Evacuation orders were issued in five towns. Flames were marching toward the hardscrabble town of Cabazon, where hundreds scrambled to leave in the pre-dawn hours Thursday as the mountain ridge behind their homes glowed red.
Many returned after sunrise to pack up more belongings and watch the flickering line of fire snaking along the brown, scrubby mountains.
Linda Walls, 62, sat with her family in lawn chairs and watched fire crews scrambling to douse the flames marching toward her modest home less than a quarter mile away. An American flag flapped in the gusty wind that kicked up the fire. She wiped her brow, feeling the scorching heat.
Gray and pink-tinted clouds billowed across the otherwise crystal blue sky. Neighbors could be heard coughing as they filled the beds of pickup trucks with motocross bikes, boxes of clothing, toys and packaged food.
"It seems to be taking off now," she said as sirens whirred by. "All you see are the firemen inside the blaze."
At the end of her street, a group of ostriches paced in their cages as the hill above them burned. A firefighter rushing by said they would do what they can to protect them. Nearby another pen was filled with goats.
In the nearby town of Banning, Lili Arroyo, 83, left with only her pet cockatiel, Tootsie, in its cage and a bag of important papers from her home, which was rebuilt after being destroyed in a 2006 wildfire.
"The smoke was so bad you couldn't see," said Arroyo, who lives in the town of Banning. "There were embers and ash coming down all over the sky. The smoke was really thick. I was starting not to be able to breathe."

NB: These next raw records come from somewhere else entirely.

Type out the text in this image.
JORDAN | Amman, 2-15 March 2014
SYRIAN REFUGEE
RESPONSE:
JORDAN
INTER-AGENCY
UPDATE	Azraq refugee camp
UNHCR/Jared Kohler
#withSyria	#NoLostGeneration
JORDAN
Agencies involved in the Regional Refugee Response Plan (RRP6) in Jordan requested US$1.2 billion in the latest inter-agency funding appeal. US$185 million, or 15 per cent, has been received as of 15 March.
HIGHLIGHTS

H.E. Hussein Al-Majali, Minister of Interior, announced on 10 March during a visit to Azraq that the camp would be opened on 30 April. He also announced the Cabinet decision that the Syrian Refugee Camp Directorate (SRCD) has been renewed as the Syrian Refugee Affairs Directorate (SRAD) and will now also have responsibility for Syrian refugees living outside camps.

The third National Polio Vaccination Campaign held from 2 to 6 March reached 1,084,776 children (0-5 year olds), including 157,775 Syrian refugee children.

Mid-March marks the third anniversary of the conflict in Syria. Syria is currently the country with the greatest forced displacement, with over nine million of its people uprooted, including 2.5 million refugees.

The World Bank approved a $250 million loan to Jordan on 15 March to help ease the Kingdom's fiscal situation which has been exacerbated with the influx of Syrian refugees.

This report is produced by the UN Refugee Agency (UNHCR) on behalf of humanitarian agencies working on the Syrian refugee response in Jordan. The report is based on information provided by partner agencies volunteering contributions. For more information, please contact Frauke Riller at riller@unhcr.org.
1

Evacuation orders covered an RV resort called the Silent Valley Club, the rural communities of Poppet Flats, Twin Pines, Edna Valley and Vista Grande, portions of the city of Cabazon along Interstate 10, and a camping area known as Black Mountain.
A veteran of many evacuations, Dana Wright, 43, wiped away a tear as she entered a shelter at a Beaumont school and went with her family to watch TV news. She had no idea whether her Poppet Flats home of 11 years had survived. Friends said a nearby home had burned.
She and her husband hoped to find a way back up into the mountains. "I just want to look to see if we have a house," she said.
Most of Southern California's severe wildfires are associated with Santa Ana winds caused by high pressure over the West that sends a clockwise flow of air rushing down into the region.
This week's fire, however, was being fanned by a counter-clockwise flow around a low pressure area over northwest California.
It was the second major wildfire in the San Jacinto Mountains this summer. A blaze that erupted in mid-July spread over 43 square miles on peaks above Palm Springs, burned seven homes and forced 6,000 people out of Idyllwild and neighboring towns.
The latest fire also burned in the footprint of the notorious Esperanza Fire, a 2006, wind-driven inferno that overran a U.S. Forest Service engine crew. All five crew members died. A man was convicted of setting the fire and sentenced to death.
After touring the area, U.S. Sen. Barbara Boxer, D-Calif., who lives in Riverside County, said 165,000 acres have burned in California this year and climate change is setting conditions for more disastrous blazes, while budget cuts are limiting resources to fight them.
"Unless we take action, things are only going to get worse," she said.
A different blaze, a 60-acre wildfire, near Wrightwood in the San Gabriel Mountains forced evacuations of about 75 homes in several mountain communities Thursday afternoon.
The fire broke out around noon, and firefighters struggled to beat back flames in steep terrain. Homes along several winding mountain roads were being evacuated.
Wrightwood is a mountain community popular with skiers located about 40 miles northeast of downtown Los Angeles.
Associated Press writer John Antczak in Los Angeles contributed to this report.